Pero si las dirigencias escudan su desánimo
latinoamericanista y selista tras los oportunos argumentos de la globalización y del
neoliberalismo, los pueblos que comienzan a ponerlos en duda sí reclaman la
presencia vitalizadora y unificadora del SELA, tanto más hoy que los gobiernos son en su
gran mayoría democráticos y de origen popular, y que esa homogeneidad debería favorecer
la defensa efectiva de los intereses de la región, que en cambio se presenta más
aleatoria y endeble que en el pasado.
Mientras la heterogeneidad política de los
años 70 no impidió que América Latina se manifestara colectivamente en el Consenso de
Viña, en la CECLA (Comisión Especial de Coordinación Latinoamericana) y en una rica
gama de iniciativas regionales, hoy la relativa homogeneidad democrática es, más bien,
apocada, infecunda y callada.
La experiencia histórica nos sigue demostrando
que, a diferencia de sus contrapartes europeos, árabes, africanos y asiáticos, los
presidentes latinoamericanos sólo se reúnen todos cuando son convocados por el
presidente de los Estados Unidos o por el Rey de España, o por alguna motivación
conmemorativa, también de carácter paternalista.
Nunca por espontánea e independiente
iniciativa propia, debida y oportunamente preparada y con continuidad en la acción y en
el tiempo. Sencillamente porque no hay órgano preparador y coordinador, ni secretariado,
que puedan asegurar un proceso articulado de definición de los intereses y objetivos
claves de la región y la concertación estructurada de su defensa efectiva.

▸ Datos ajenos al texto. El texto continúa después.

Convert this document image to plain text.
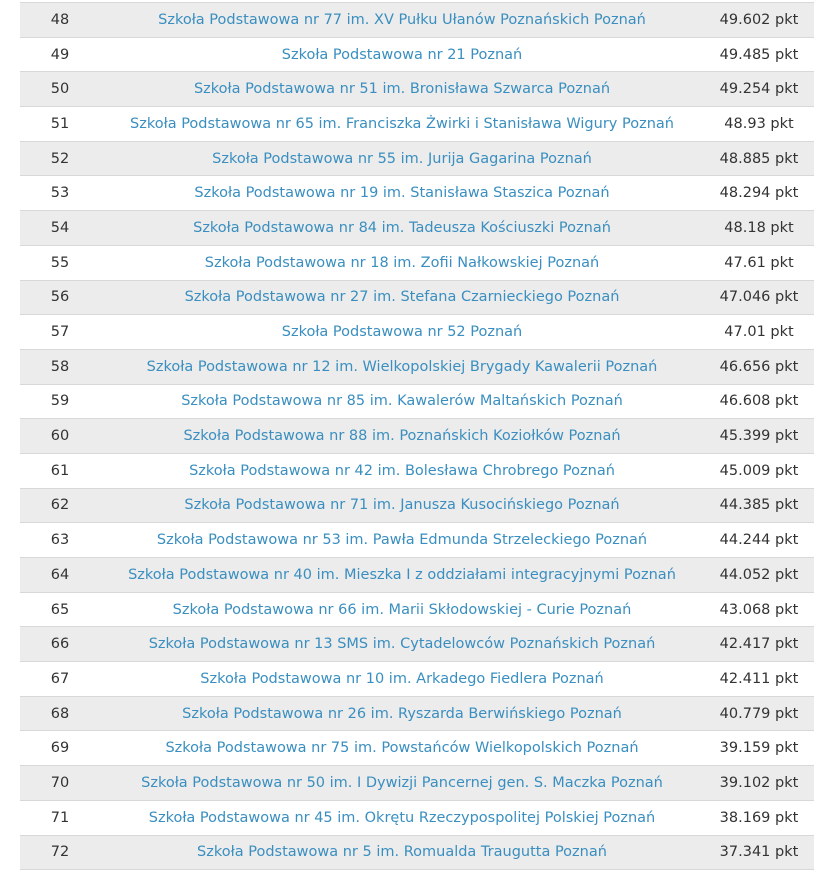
48	Szkoła Podstawowa nr 77 im. XV Pułku Ułanów Poznańskich Poznań	49.602 pkt
49	Szkoła Podstawowa nr 21 Poznań	49.485 pkt
50	Szkoła Podstawowa nr 51 im. Bronisława Szwarca Poznań	49.254 pkt
51	Szkoła Podstawowa nr 65 im. Franciszka Żwirki i Stanisława Wigury Poznań	48.93 pkt
52	Szkoła Podstawowa nr 55 im. Jurija Gagarina Poznań	48.885 pkt
53	Szkoła Podstawowa nr 19 im. Stanisława Staszica Poznań	48.294 pkt
54	Szkoła Podstawowa nr 84 im. Tadeusza Kościuszki Poznań	48.18 pkt
55	Szkoła Podstawowa nr 18 im. Zofii Nałkowskiej Poznań	47.61 pkt
56	Szkoła Podstawowa nr 27 im. Stefana Czarnieckiego Poznań	47.046 pkt
57	Szkoła Podstawowa nr 52 Poznań	47.01 pkt
58	Szkoła Podstawowa nr 12 im. Wielkopolskiej Brygady Kawalerii Poznań	46.656 pkt
59	Szkoła Podstawowa nr 85 im. Kawalerów Maltańskich Poznań	46.608 pkt
60	Szkoła Podstawowa nr 88 im. Poznańskich Koziołków Poznań	45.399 pkt
61	Szkoła Podstawowa nr 42 im. Bolesława Chrobrego Poznań	45.009 pkt
62	Szkoła Podstawowa nr 71 im. Janusza Kusocińskiego Poznań	44.385 pkt
63	Szkoła Podstawowa nr 53 im. Pawła Edmunda Strzeleckiego Poznań	44.244 pkt
64	Szkoła Podstawowa nr 40 im. Mieszka I z oddziałami integracyjnymi Poznań	44.052 pkt
65	Szkoła Podstawowa nr 66 im. Marii Skłodowskiej - Curie Poznań	43.068 pkt
66	Szkoła Podstawowa nr 13 SMS im. Cytadelowców Poznańskich Poznań	42.417 pkt
67	Szkoła Podstawowa nr 10 im. Arkadego Fiedlera Poznań	42.411 pkt
68	Szkoła Podstawowa nr 26 im. Ryszarda Berwińskiego Poznań	40.779 pkt
69	Szkoła Podstawowa nr 75 im. Powstańców Wielkopolskich Poznań	39.159 pkt
70	Szkoła Podstawowa nr 50 im. I Dywizji Pancernej gen. S. Maczka Poznań	39.102 pkt
71	Szkoła Podstawowa nr 45 im. Okrętu Rzeczypospolitej Polskiej Poznań	38.169 pkt
72	Szkoła Podstawowa nr 5 im. Romualda Traugutta Poznań	37.341 pkt
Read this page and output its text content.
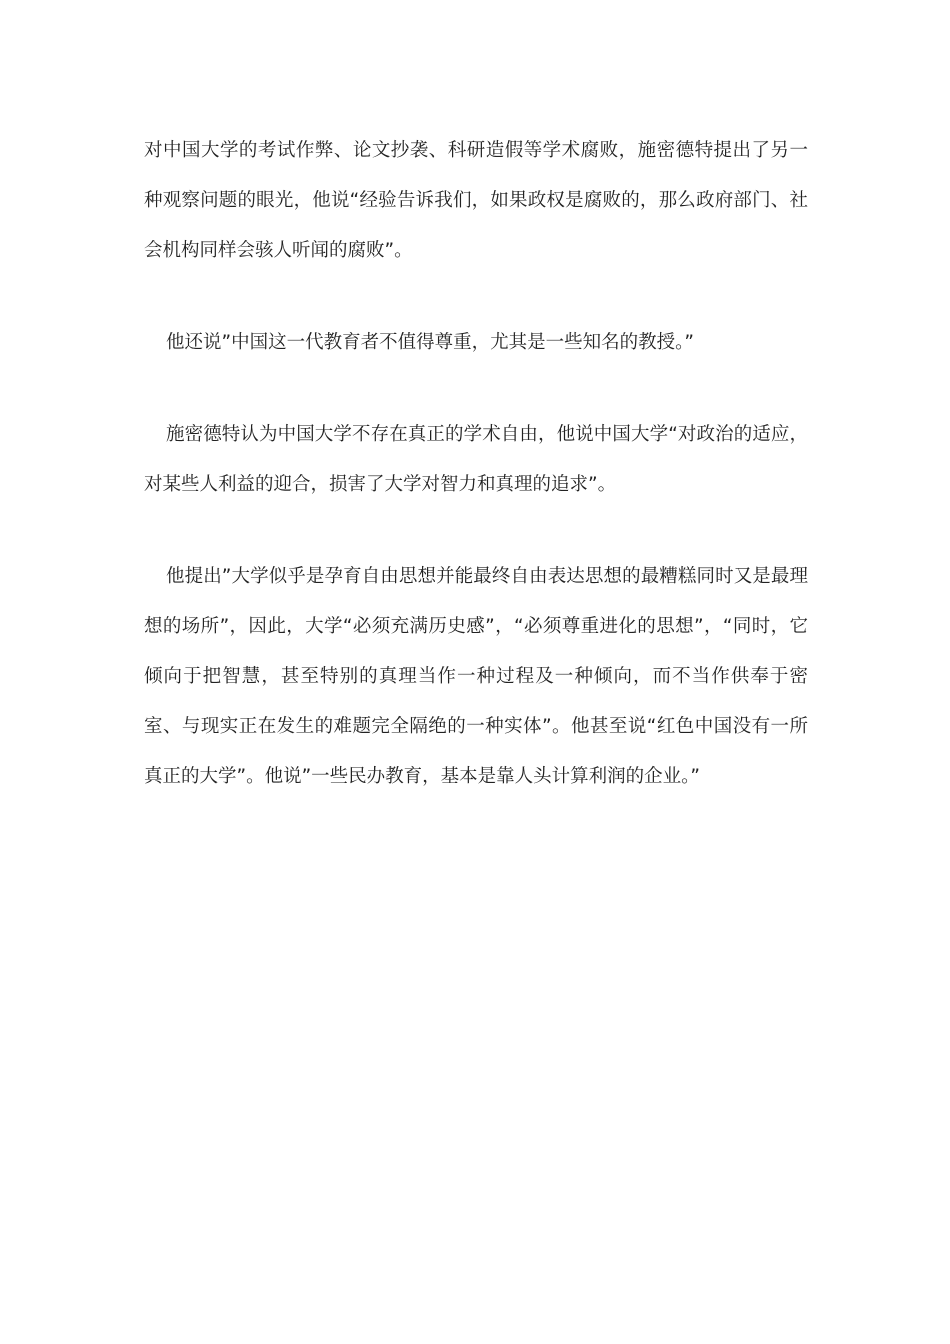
对中国大学的考试作弊、论文抄袭、科研造假等学术腐败，施密德特提出了另一种观察问题的眼光，他说“经验告诉我们，如果政权是腐败的，那么政府部门、社会机构同样会骇人听闻的腐败”。

他还说”中国这一代教育者不值得尊重，尤其是一些知名的教授。”

施密德特认为中国大学不存在真正的学术自由，他说中国大学“对政治的适应，对某些人利益的迎合，损害了大学对智力和真理的追求”。

他提出”大学似乎是孕育自由思想并能最终自由表达思想的最糟糕同时又是最理想的场所”，因此，大学“必须充满历史感”，“必须尊重进化的思想”，“同时，它倾向于把智慧，甚至特别的真理当作一种过程及一种倾向，而不当作供奉于密室、与现实正在发生的难题完全隔绝的一种实体”。他甚至说“红色中国没有一所真正的大学”。他说”一些民办教育，基本是靠人头计算利润的企业。”
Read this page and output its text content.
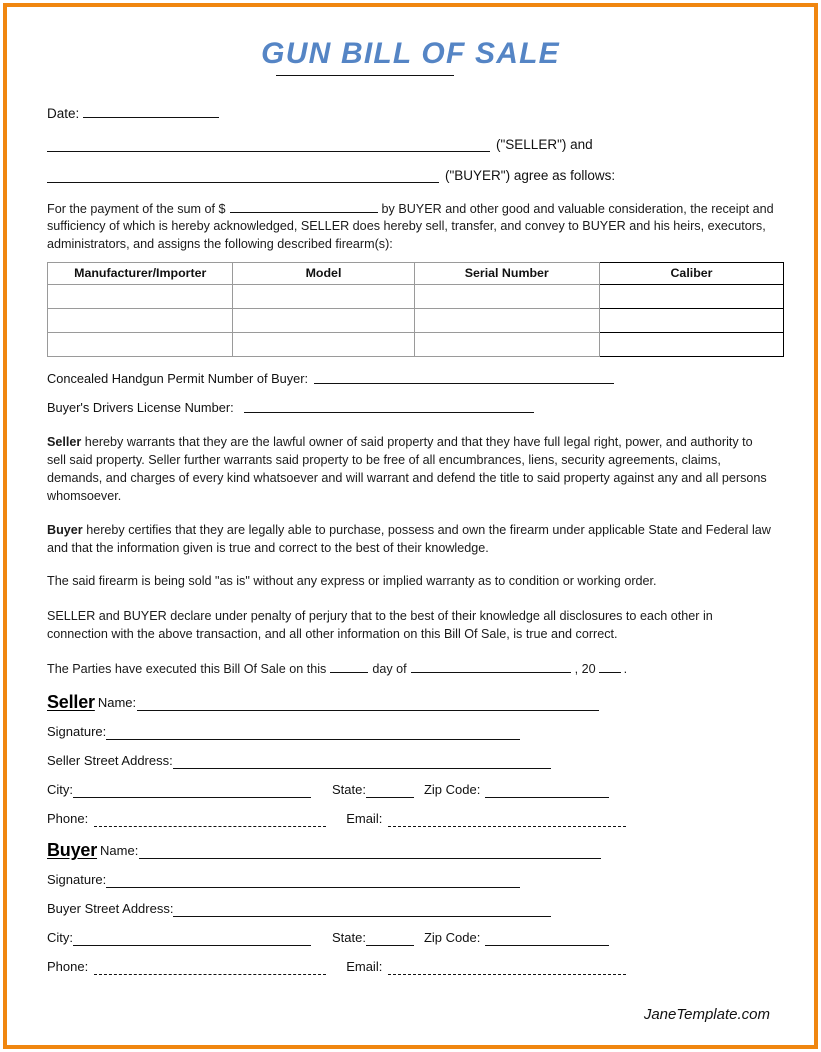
GUN BILL OF SALE
Date:
("SELLER") and
("BUYER") agree as follows:
For the payment of the sum of $	by BUYER and other good and valuable consideration, the receipt and sufficiency of which is hereby acknowledged, SELLER does hereby sell, transfer, and convey to BUYER and his heirs, executors, administrators, and assigns the following described firearm(s):
Manufacturer/Importer	Model	Serial Number	Caliber

Concealed Handgun Permit Number of Buyer:
Buyer's Drivers License Number:
Seller hereby warrants that they are the lawful owner of said property and that they have full legal right, power, and authority to sell said property. Seller further warrants said property to be free of all encumbrances, liens, security agreements, claims, demands, and charges of every kind whatsoever and will warrant and defend the title to said property against any and all persons whomsoever.
Buyer hereby certifies that they are legally able to purchase, possess and own the firearm under applicable State and Federal law and that the information given is true and correct to the best of their knowledge.
The said firearm is being sold "as is" without any express or implied warranty as to condition or working order.
SELLER and BUYER declare under penalty of perjury that to the best of their knowledge all disclosures to each other in connection with the above transaction, and all other information on this Bill Of Sale, is true and correct.
The Parties have executed this Bill Of Sale on this	day of	, 20 .
Seller Name:
Signature:
Seller Street Address:
City:	State:	Zip Code:
Phone:	Email:
Buyer Name:
Signature:
Buyer Street Address:
City:	State:	Zip Code:
Phone:	Email:
JaneTemplate.com
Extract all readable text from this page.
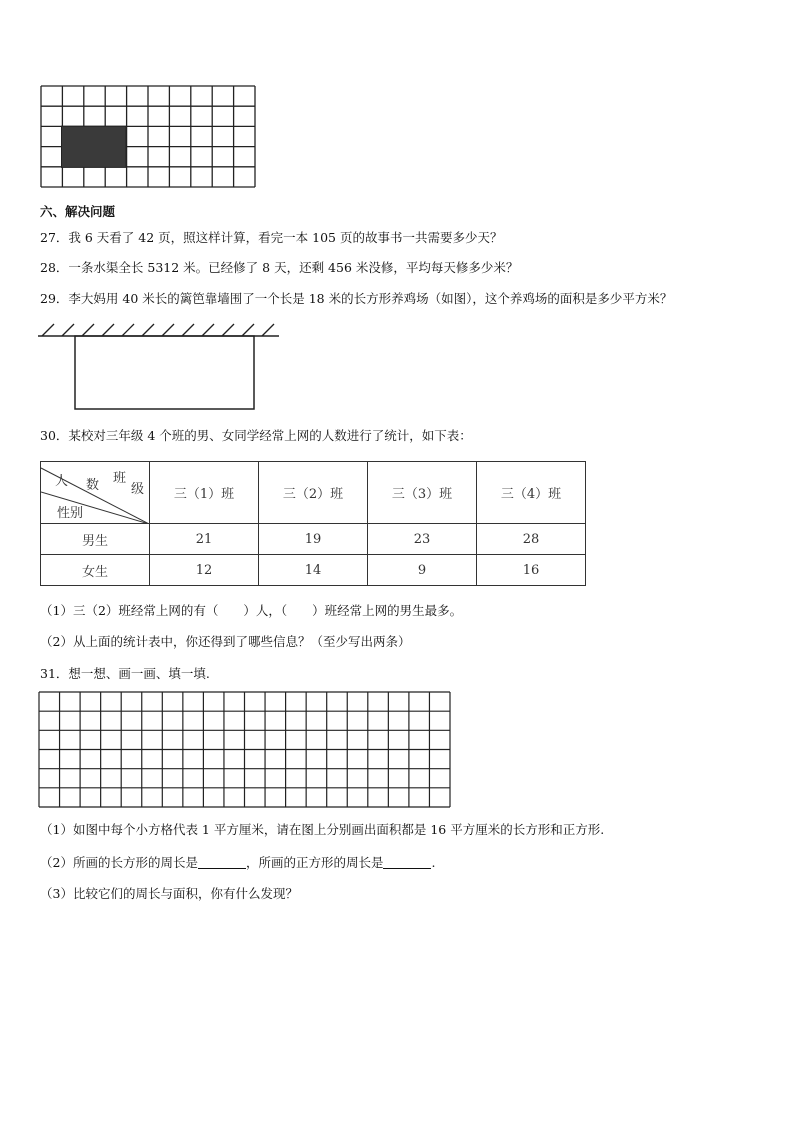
六、解决问题
27．我 6 天看了 42 页，照这样计算，看完一本 105 页的故事书一共需要多少天？
28．一条水渠全长 5312 米。已经修了 8 天，还剩 456 米没修，平均每天修多少米？
29．李大妈用 40 米长的篱笆靠墙围了一个长是 18 米的长方形养鸡场（如图），这个养鸡场的面积是多少平方米？
30．某校对三年级 4 个班的男、女同学经常上网的人数进行了统计，如下表：
人 数 班
级
性别	三（1）班	三（2）班	三（3）班	三（4）班
男生	21	19	23	28
女生	12	14	9	16
（1）三（2）班经常上网的有（　　）人，（　　）班经常上网的男生最多。
（2）从上面的统计表中，你还得到了哪些信息？（至少写出两条）
31．想一想、画一画、填一填.
（1）如图中每个小方格代表 1 平方厘米，请在图上分别画出面积都是 16 平方厘米的长方形和正方形.
（2）所画的长方形的周长是	，所画的正方形的周长是	.
（3）比较它们的周长与面积，你有什么发现？
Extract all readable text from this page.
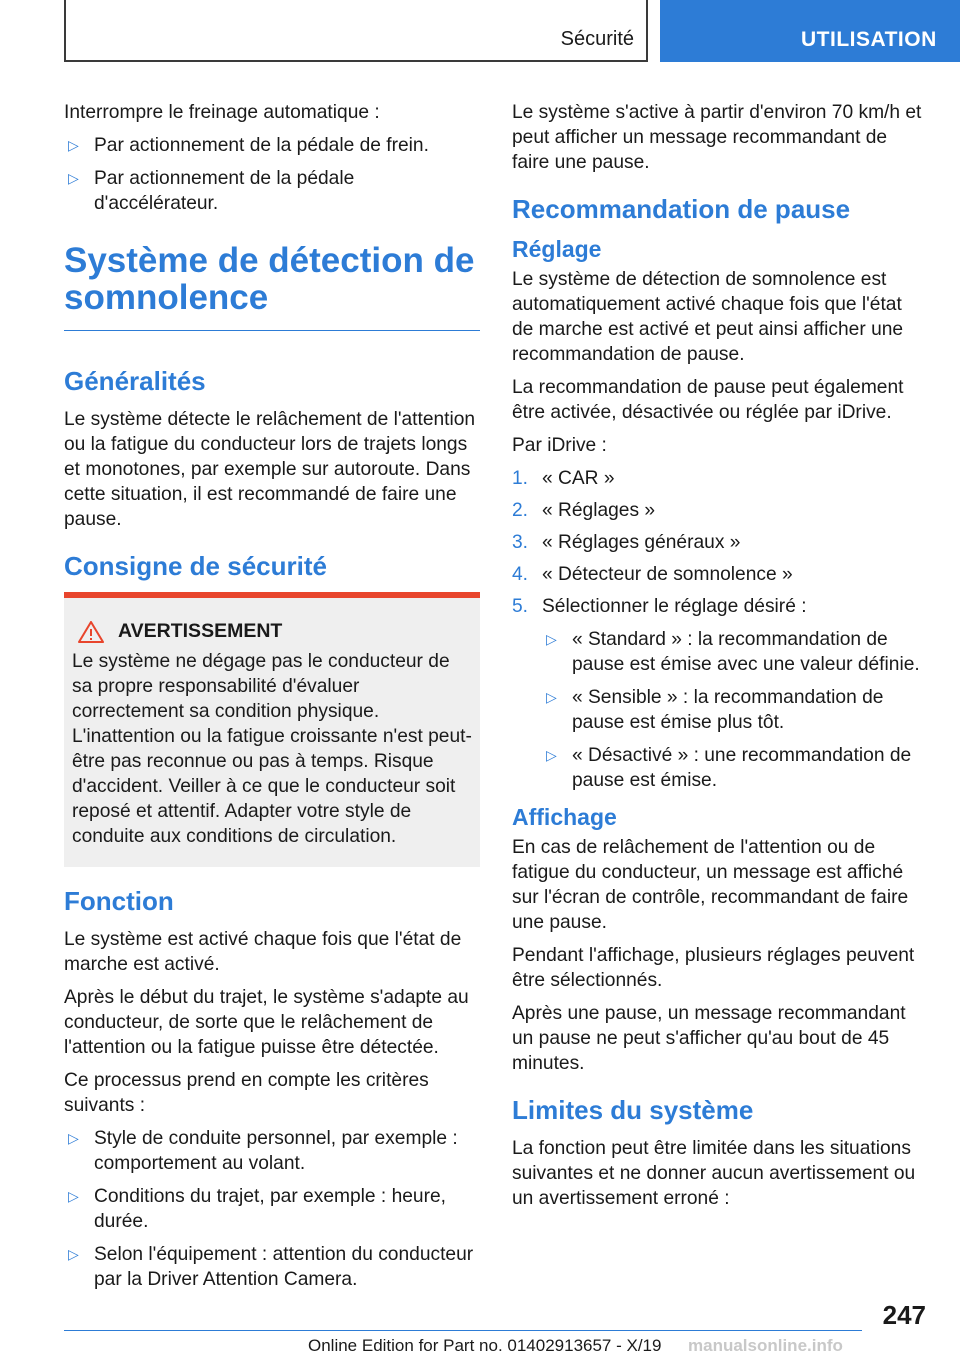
Sécurité	UTILISATION

Interrompre le freinage automatique :

▷ Par actionnement de la pédale de frein.
▷ Par actionnement de la pédale d'accélérateur.
Système de détection de somnolence
Généralités

Le système détecte le relâchement de l'attention ou la fatigue du conducteur lors de trajets longs et monotones, par exemple sur autoroute. Dans cette situation, il est recommandé de faire une pause.

Consigne de sécurité
AVERTISSEMENT

Le système ne dégage pas le conducteur de sa propre responsabilité d'évaluer correctement sa condition physique. L'inattention ou la fatigue croissante n'est peut-être pas reconnue ou pas à temps. Risque d'accident. Veiller à ce que le conducteur soit reposé et attentif. Adapter votre style de conduite aux conditions de circulation.

Fonction

Le système est activé chaque fois que l'état de marche est activé.

Après le début du trajet, le système s'adapte au conducteur, de sorte que le relâchement de l'attention ou la fatigue puisse être détectée.

Ce processus prend en compte les critères suivants :

▷ Style de conduite personnel, par exemple : comportement au volant.
▷ Conditions du trajet, par exemple : heure, durée.
▷ Selon l'équipement : attention du conducteur par la Driver Attention Camera.

Le système s'active à partir d'environ 70 km/h et peut afficher un message recommandant de faire une pause.

Recommandation de pause
Réglage

Le système de détection de somnolence est automatiquement activé chaque fois que l'état de marche est activé et peut ainsi afficher une recommandation de pause.

La recommandation de pause peut également être activée, désactivée ou réglée par iDrive.

Par iDrive :

1. « CAR »
2. « Réglages »
3. « Réglages généraux »
4. « Détecteur de somnolence »
5. Sélectionner le réglage désiré :
▷ « Standard » : la recommandation de pause est émise avec une valeur définie.
▷ « Sensible » : la recommandation de pause est émise plus tôt.
▷ « Désactivé » : une recommandation de pause est émise.
Affichage

En cas de relâchement de l'attention ou de fatigue du conducteur, un message est affiché sur l'écran de contrôle, recommandant de faire une pause.

Pendant l'affichage, plusieurs réglages peuvent être sélectionnés.

Après une pause, un message recommandant un pause ne peut s'afficher qu'au bout de 45 minutes.

Limites du système

La fonction peut être limitée dans les situations suivantes et ne donner aucun avertissement ou un avertissement erroné :

247
Online Edition for Part no. 01402913657 - X/19 manualsonline.info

Hasta las Cumbres Iberoamericanas, que
empezaban a agotarse en un difuso ceremonial aunque cumplieran un inédito papel
unificador, han tenido que establecer un secretariado técnico. Y no se podría concebir
una Cumbre europea que no estuviera preparada por la Comisión, ni una del Grupo de los
Diez no sustentada técnicamente en la OCDE. Esta verdad de Perogrullo debe aún abrirse
camino en la región.
Si América Latina quisiera corregir esos
defectos y vicios, que debilitan su efectividad y que empobrecen su imagen, debería
empezar por hacer de la Secretaría Permanente del SELA el secretariado técnico y
funcional de las Cumbres latinoamericanas. En muy poco tiempo veríamos el cambio.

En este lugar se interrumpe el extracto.